A manutenção de estagiários na empresa em desconformidade com a Lei nº 11.788/08 caracteriza vínculo de emprego do educando com a parte concedente do estágio para todos os fins da legislação trabalhista e previdenciária. A bolsa paga ao estagiário está sujeita à retenção do imposto de renda na fonte, mas não tem incidência de contribuição previdenciária. Como não há vinculo empregatício, na rescisão não existem direitos às verbas para os estagiários. A atual legislação prevê que o educando poderá inscrever-se como segurado facultativo em Regime Geral de Previdência Social. O aprendiz é contratado em regime de CLT, com contrato de trabalho por prazo determinado e, portanto, recebe um salário da empresa contratante. Para esta modalidade, a empresa deverá observar os aspectos relacionados aos encargos sociais e trabalhistas. Para os aprendizes, a alíquota de FGTS é de 2% e não haverá aviso prévio, indenização por falta de aviso ou multa sobre o saldo do FGTS ao final do contrato de trabalho de aprendizagem, visto que trata-se de um contrato de trabalho por prazo determinado.

Em fevereiro de 2016, o CIEE/MG iniciou as operações do Programa Aprendiz no Estado. O novo programa aproveita a experiência, a credibilidade e o reconhecimento adquiridos com três décadas e meia de serviços prestados à comunidade mineira tanto na implantação quanto na operacionalização de programas de ESTÁGIO.

Neste sentido, o Conselho Municipal dos Direitos da Criança e do Adolescente (CMDCA), órgão responsável pelo registro de entidades, inscrição e reavaliação dos programas direcionados às crianças e adolescentes, conferiu à instituição o Certificado de Registro e Inscrição do Programa nos municípios de Belo Horizonte e Contagem.
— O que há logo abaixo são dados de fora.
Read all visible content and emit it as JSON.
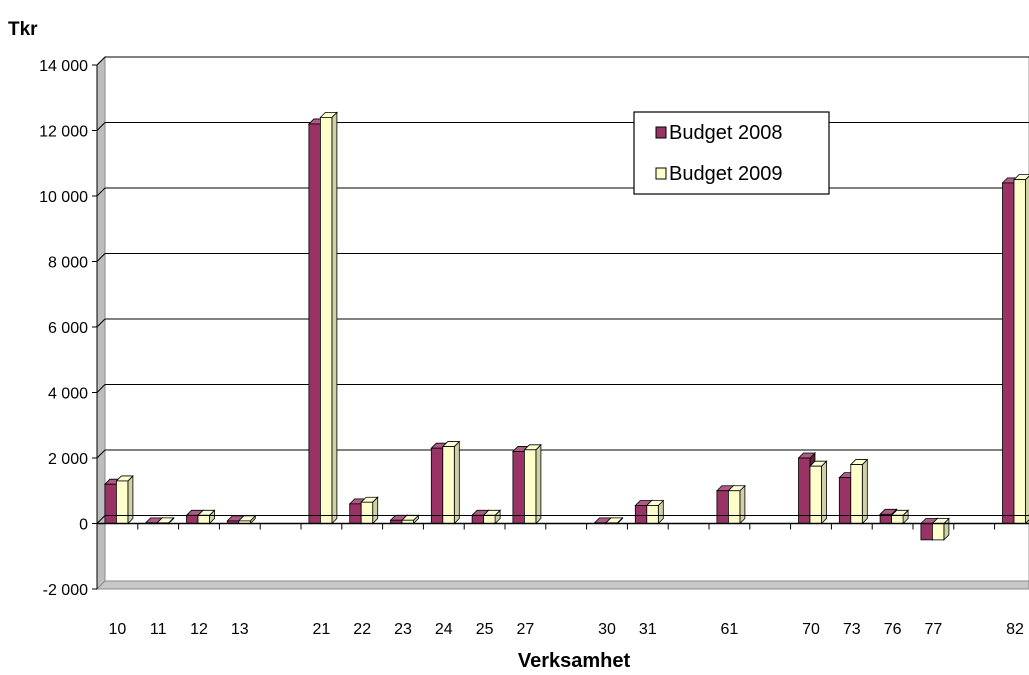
{
  "chart_data": {
    "type": "bar",
    "unit_label": "Tkr",
    "xlabel": "Verksamhet",
    "ylim": [
      -2000,
      14000
    ],
    "yticks": [
      -2000,
      0,
      2000,
      4000,
      6000,
      8000,
      10000,
      12000,
      14000
    ],
    "ytick_labels": [
      "-2 000",
      "0",
      "2 000",
      "4 000",
      "6 000",
      "8 000",
      "10 000",
      "12 000",
      "14 000"
    ],
    "grid": true,
    "legend_position": "top-right",
    "categories": [
      "10",
      "11",
      "12",
      "13",
      "21",
      "22",
      "23",
      "24",
      "25",
      "27",
      "30",
      "31",
      "61",
      "70",
      "73",
      "76",
      "77",
      "82"
    ],
    "series": [
      {
        "name": "Budget 2008",
        "color": "#993366",
        "values": [
          1200,
          20,
          250,
          80,
          12200,
          600,
          100,
          2300,
          250,
          2200,
          20,
          550,
          1000,
          2000,
          1400,
          280,
          -500,
          10400
        ]
      },
      {
        "name": "Budget 2009",
        "color": "#ffffcc",
        "values": [
          1300,
          20,
          250,
          80,
          12400,
          650,
          100,
          2350,
          250,
          2250,
          20,
          550,
          1000,
          1750,
          1800,
          250,
          -500,
          10500
        ]
      }
    ]
  }
}
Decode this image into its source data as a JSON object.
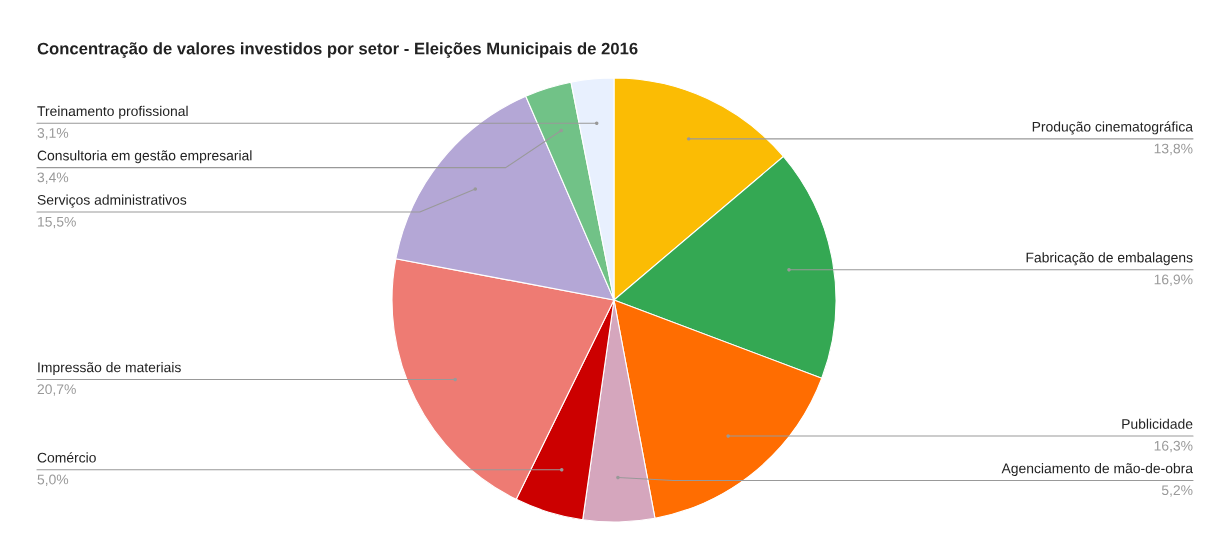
{
  "chart_data": {
    "type": "pie",
    "title": "Concentração de valores investidos por setor - Eleições Municipais de 2016",
    "categories": [
      "Produção cinematográfica",
      "Fabricação de embalagens",
      "Publicidade",
      "Agenciamento de mão-de-obra",
      "Comércio",
      "Impressão de materiais",
      "Serviços administrativos",
      "Consultoria em gestão empresarial",
      "Treinamento profissional"
    ],
    "values": [
      13.8,
      16.9,
      16.3,
      5.2,
      5.0,
      20.7,
      15.5,
      3.4,
      3.1
    ],
    "value_labels": [
      "13,8%",
      "16,9%",
      "16,3%",
      "5,2%",
      "5,0%",
      "20,7%",
      "15,5%",
      "3,4%",
      "3,1%"
    ],
    "colors": [
      "#fbbc04",
      "#34a853",
      "#ff6d01",
      "#d5a6bd",
      "#cc0000",
      "#ee7b73",
      "#b4a7d6",
      "#71c287",
      "#e8f0fe"
    ]
  }
}
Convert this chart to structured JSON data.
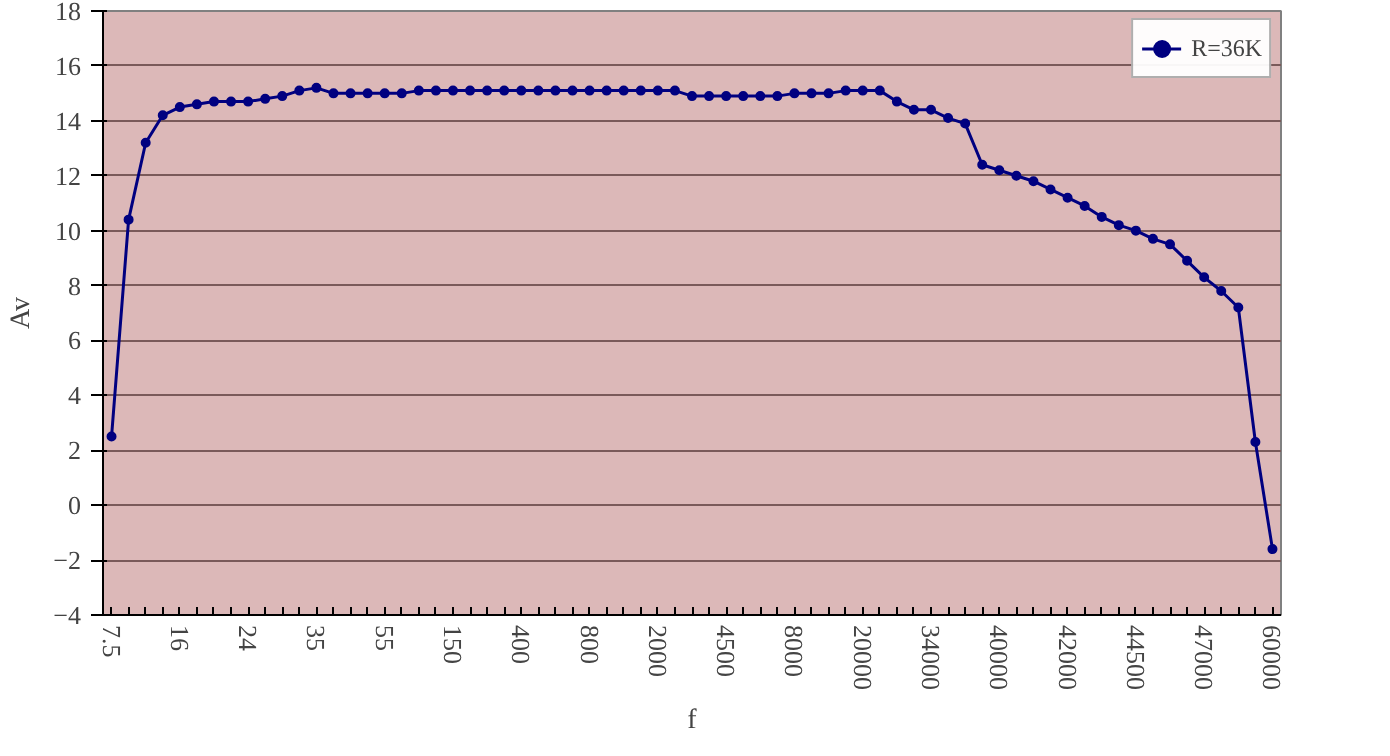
{
  "chart_data": {
    "type": "line",
    "xlabel": "f",
    "ylabel": "Av",
    "categories": [
      "7.5",
      null,
      null,
      null,
      "16",
      null,
      null,
      null,
      "24",
      null,
      null,
      null,
      "35",
      null,
      null,
      null,
      "55",
      null,
      null,
      null,
      "150",
      null,
      null,
      null,
      "400",
      null,
      null,
      null,
      "800",
      null,
      null,
      null,
      "2000",
      null,
      null,
      null,
      "4500",
      null,
      null,
      null,
      "8000",
      null,
      null,
      null,
      "20000",
      null,
      null,
      null,
      "34000",
      null,
      null,
      null,
      "40000",
      null,
      null,
      null,
      "42000",
      null,
      null,
      null,
      "44500",
      null,
      null,
      null,
      "47000",
      null,
      null,
      null,
      "60000"
    ],
    "series": [
      {
        "name": "R=36K",
        "color": "#000080",
        "values": [
          2.5,
          10.4,
          13.2,
          14.2,
          14.5,
          14.6,
          14.7,
          14.7,
          14.7,
          14.8,
          14.9,
          15.1,
          15.2,
          15.0,
          15.0,
          15.0,
          15.0,
          15.0,
          15.1,
          15.1,
          15.1,
          15.1,
          15.1,
          15.1,
          15.1,
          15.1,
          15.1,
          15.1,
          15.1,
          15.1,
          15.1,
          15.1,
          15.1,
          15.1,
          14.9,
          14.9,
          14.9,
          14.9,
          14.9,
          14.9,
          15.0,
          15.0,
          15.0,
          15.1,
          15.1,
          15.1,
          14.7,
          14.4,
          14.4,
          14.1,
          13.9,
          12.4,
          12.2,
          12.0,
          11.8,
          11.5,
          11.2,
          10.9,
          10.5,
          10.2,
          10.0,
          9.7,
          9.5,
          8.9,
          8.3,
          7.8,
          7.2,
          2.3,
          -1.6
        ]
      }
    ],
    "ylim": [
      -4,
      18
    ],
    "yticks": [
      -4,
      -2,
      0,
      2,
      4,
      6,
      8,
      10,
      12,
      14,
      16,
      18
    ],
    "grid": "y",
    "legend": "top right",
    "marker": "circle",
    "line_style": "solid"
  }
}
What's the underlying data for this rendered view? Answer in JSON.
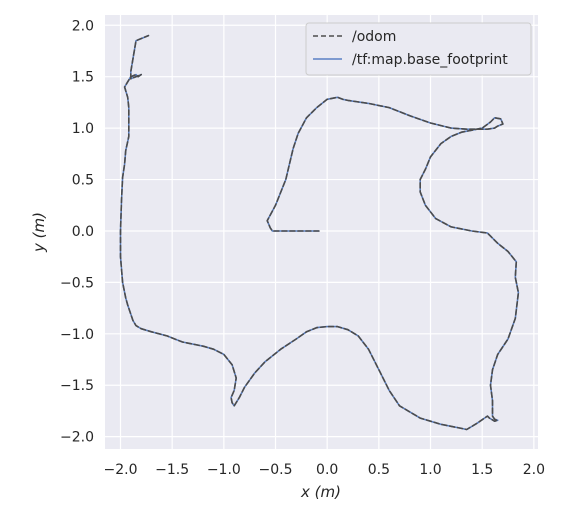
{
  "chart_data": {
    "type": "line",
    "title": "",
    "xlabel": "x (m)",
    "ylabel": "y (m)",
    "xlim": [
      -2.15,
      2.04
    ],
    "ylim": [
      -2.12,
      2.1
    ],
    "xticks": [
      -2.0,
      -1.5,
      -1.0,
      -0.5,
      0.0,
      0.5,
      1.0,
      1.5,
      2.0
    ],
    "yticks": [
      -2.0,
      -1.5,
      -1.0,
      -0.5,
      0.0,
      0.5,
      1.0,
      1.5,
      2.0
    ],
    "xtick_labels": [
      "−2.0",
      "−1.5",
      "−1.0",
      "−0.5",
      "0.0",
      "0.5",
      "1.0",
      "1.5",
      "2.0"
    ],
    "ytick_labels": [
      "−2.0",
      "−1.5",
      "−1.0",
      "−0.5",
      "0.0",
      "0.5",
      "1.0",
      "1.5",
      "2.0"
    ],
    "grid": true,
    "legend_position": "upper-right",
    "series": [
      {
        "name": "/odom",
        "style": "dashed",
        "color": "#4c4c4c",
        "x": [
          -0.08,
          -0.3,
          -0.53,
          -0.55,
          -0.58,
          -0.5,
          -0.4,
          -0.33,
          -0.28,
          -0.2,
          -0.1,
          0.0,
          0.1,
          0.15,
          0.2,
          0.4,
          0.6,
          0.8,
          1.0,
          1.2,
          1.35,
          1.55,
          1.62,
          1.65,
          1.7,
          1.68,
          1.62,
          1.58,
          1.5,
          1.4,
          1.3,
          1.2,
          1.1,
          1.0,
          0.95,
          0.9,
          0.9,
          0.95,
          1.05,
          1.2,
          1.4,
          1.55,
          1.58,
          1.65,
          1.75,
          1.83,
          1.82,
          1.85,
          1.82,
          1.75,
          1.65,
          1.6,
          1.58,
          1.6,
          1.6,
          1.62,
          1.65,
          1.62,
          1.57,
          1.55,
          1.45,
          1.35,
          1.3,
          1.1,
          0.9,
          0.7,
          0.6,
          0.5,
          0.4,
          0.3,
          0.2,
          0.1,
          0.0,
          -0.1,
          -0.2,
          -0.3,
          -0.45,
          -0.6,
          -0.7,
          -0.8,
          -0.85,
          -0.9,
          -0.92,
          -0.93,
          -0.9,
          -0.88,
          -0.92,
          -1.0,
          -1.1,
          -1.2,
          -1.4,
          -1.45,
          -1.55,
          -1.7,
          -1.8,
          -1.85,
          -1.88,
          -1.93,
          -1.95,
          -1.98,
          -2.0,
          -2.0,
          -1.99,
          -1.98,
          -1.96,
          -1.95,
          -1.92,
          -1.92,
          -1.93,
          -1.96,
          -1.9,
          -1.85,
          -1.83,
          -1.8,
          -1.9,
          -1.9,
          -1.85,
          -1.73
        ],
        "y": [
          0.0,
          0.0,
          0.0,
          0.03,
          0.1,
          0.25,
          0.5,
          0.8,
          0.95,
          1.1,
          1.2,
          1.28,
          1.3,
          1.28,
          1.27,
          1.24,
          1.2,
          1.12,
          1.05,
          1.0,
          0.99,
          0.99,
          1.0,
          1.02,
          1.04,
          1.09,
          1.1,
          1.06,
          1.0,
          0.98,
          0.96,
          0.92,
          0.85,
          0.72,
          0.6,
          0.5,
          0.38,
          0.25,
          0.12,
          0.04,
          0.0,
          -0.02,
          -0.05,
          -0.12,
          -0.2,
          -0.3,
          -0.45,
          -0.6,
          -0.85,
          -1.05,
          -1.2,
          -1.35,
          -1.5,
          -1.65,
          -1.8,
          -1.83,
          -1.84,
          -1.85,
          -1.82,
          -1.8,
          -1.87,
          -1.93,
          -1.92,
          -1.88,
          -1.82,
          -1.7,
          -1.55,
          -1.35,
          -1.15,
          -1.02,
          -0.96,
          -0.93,
          -0.93,
          -0.94,
          -0.98,
          -1.05,
          -1.15,
          -1.27,
          -1.38,
          -1.52,
          -1.62,
          -1.7,
          -1.67,
          -1.62,
          -1.55,
          -1.43,
          -1.3,
          -1.2,
          -1.15,
          -1.12,
          -1.08,
          -1.06,
          -1.02,
          -0.98,
          -0.95,
          -0.92,
          -0.87,
          -0.72,
          -0.65,
          -0.5,
          -0.25,
          0.0,
          0.3,
          0.52,
          0.65,
          0.78,
          0.92,
          1.2,
          1.3,
          1.4,
          1.5,
          1.52,
          1.5,
          1.52,
          1.48,
          1.55,
          1.85,
          1.9
        ]
      },
      {
        "name": "/tf:map.base_footprint",
        "style": "solid",
        "color": "#5a80c5",
        "x": [
          -0.08,
          -0.3,
          -0.53,
          -0.55,
          -0.58,
          -0.5,
          -0.4,
          -0.33,
          -0.28,
          -0.2,
          -0.1,
          0.0,
          0.1,
          0.15,
          0.2,
          0.4,
          0.6,
          0.8,
          1.0,
          1.2,
          1.35,
          1.55,
          1.62,
          1.65,
          1.7,
          1.68,
          1.62,
          1.58,
          1.5,
          1.4,
          1.3,
          1.2,
          1.1,
          1.0,
          0.95,
          0.9,
          0.9,
          0.95,
          1.05,
          1.2,
          1.4,
          1.55,
          1.58,
          1.65,
          1.75,
          1.83,
          1.82,
          1.85,
          1.82,
          1.75,
          1.65,
          1.6,
          1.58,
          1.6,
          1.6,
          1.62,
          1.65,
          1.62,
          1.57,
          1.55,
          1.45,
          1.35,
          1.3,
          1.1,
          0.9,
          0.7,
          0.6,
          0.5,
          0.4,
          0.3,
          0.2,
          0.1,
          0.0,
          -0.1,
          -0.2,
          -0.3,
          -0.45,
          -0.6,
          -0.7,
          -0.8,
          -0.85,
          -0.9,
          -0.92,
          -0.93,
          -0.9,
          -0.88,
          -0.92,
          -1.0,
          -1.1,
          -1.2,
          -1.4,
          -1.45,
          -1.55,
          -1.7,
          -1.8,
          -1.85,
          -1.88,
          -1.93,
          -1.95,
          -1.98,
          -2.0,
          -2.0,
          -1.99,
          -1.98,
          -1.96,
          -1.95,
          -1.92,
          -1.92,
          -1.93,
          -1.96,
          -1.9,
          -1.85,
          -1.83,
          -1.8,
          -1.9,
          -1.9,
          -1.85,
          -1.73
        ],
        "y": [
          0.0,
          0.0,
          0.0,
          0.03,
          0.1,
          0.25,
          0.5,
          0.8,
          0.95,
          1.1,
          1.2,
          1.28,
          1.3,
          1.28,
          1.27,
          1.24,
          1.2,
          1.12,
          1.05,
          1.0,
          0.99,
          0.99,
          1.0,
          1.02,
          1.04,
          1.09,
          1.1,
          1.06,
          1.0,
          0.98,
          0.96,
          0.92,
          0.85,
          0.72,
          0.6,
          0.5,
          0.38,
          0.25,
          0.12,
          0.04,
          0.0,
          -0.02,
          -0.05,
          -0.12,
          -0.2,
          -0.3,
          -0.45,
          -0.6,
          -0.85,
          -1.05,
          -1.2,
          -1.35,
          -1.5,
          -1.65,
          -1.8,
          -1.83,
          -1.84,
          -1.85,
          -1.82,
          -1.8,
          -1.87,
          -1.93,
          -1.92,
          -1.88,
          -1.82,
          -1.7,
          -1.55,
          -1.35,
          -1.15,
          -1.02,
          -0.96,
          -0.93,
          -0.93,
          -0.94,
          -0.98,
          -1.05,
          -1.15,
          -1.27,
          -1.38,
          -1.52,
          -1.62,
          -1.7,
          -1.67,
          -1.62,
          -1.55,
          -1.43,
          -1.3,
          -1.2,
          -1.15,
          -1.12,
          -1.08,
          -1.06,
          -1.02,
          -0.98,
          -0.95,
          -0.92,
          -0.87,
          -0.72,
          -0.65,
          -0.5,
          -0.25,
          0.0,
          0.3,
          0.52,
          0.65,
          0.78,
          0.92,
          1.2,
          1.3,
          1.4,
          1.5,
          1.52,
          1.5,
          1.52,
          1.48,
          1.55,
          1.85,
          1.9
        ]
      }
    ]
  }
}
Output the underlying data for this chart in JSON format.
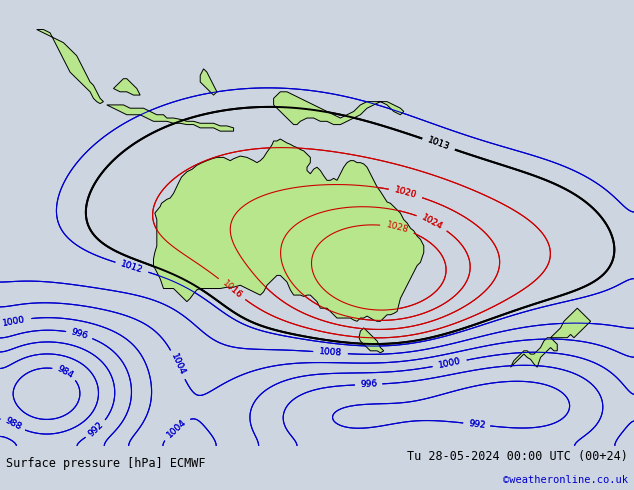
{
  "title_left": "Surface pressure [hPa] ECMWF",
  "title_right": "Tu 28-05-2024 00:00 UTC (00+24)",
  "watermark": "©weatheronline.co.uk",
  "background_color": "#cdd5e0",
  "land_color": "#b8e68c",
  "ocean_color": "#cdd5e0",
  "contour_low_color": "#0000cc",
  "contour_high_color": "#cc0000",
  "contour_border_color": "#000000",
  "contour_levels_low": [
    984,
    988,
    992,
    996,
    1000,
    1004,
    1008,
    1012
  ],
  "contour_levels_high": [
    1016,
    1020,
    1024,
    1028
  ],
  "contour_border_levels": [
    1013
  ],
  "lon_min": 90,
  "lon_max": 185,
  "lat_min": -58,
  "lat_max": 10,
  "figwidth": 6.34,
  "figheight": 4.9,
  "dpi": 100
}
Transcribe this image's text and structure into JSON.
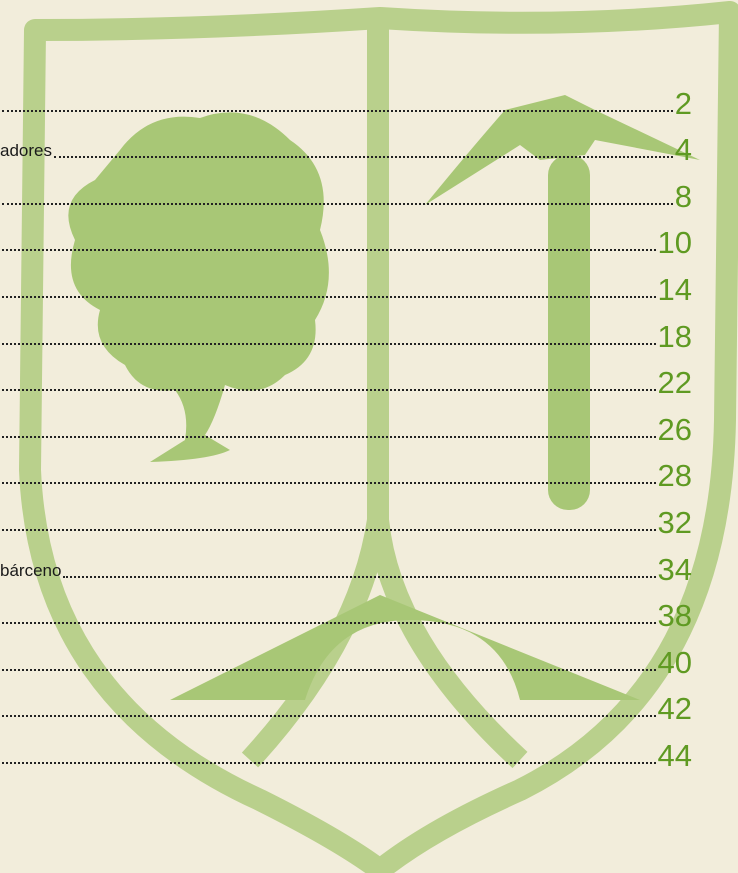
{
  "toc": {
    "entries": [
      {
        "page": 2
      },
      {
        "title": "adores",
        "page": 4
      },
      {
        "page": 8
      },
      {
        "page": 10
      },
      {
        "page": 14
      },
      {
        "page": 18
      },
      {
        "page": 22
      },
      {
        "page": 26
      },
      {
        "page": 28
      },
      {
        "page": 32
      },
      {
        "title": "bárceno",
        "page": 34
      },
      {
        "page": 38
      },
      {
        "page": 40
      },
      {
        "page": 42
      },
      {
        "page": 44
      }
    ]
  }
}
Credenciado junto ao Ministério do Trabalho e Emprego (MTE) como entidade qualificadora de aprendizes para os cursos de SERVIÇOS ADMINISTRATIVOS e SERVIÇOS DE SUPERMERCADO. O CIEE/MG está atendendo, inicialmente em Belo Horizonte, aos adolescentes, na faixa etária entre os 15 anos e seis meses e os 23 anos e 11 meses (24 anos incompletos).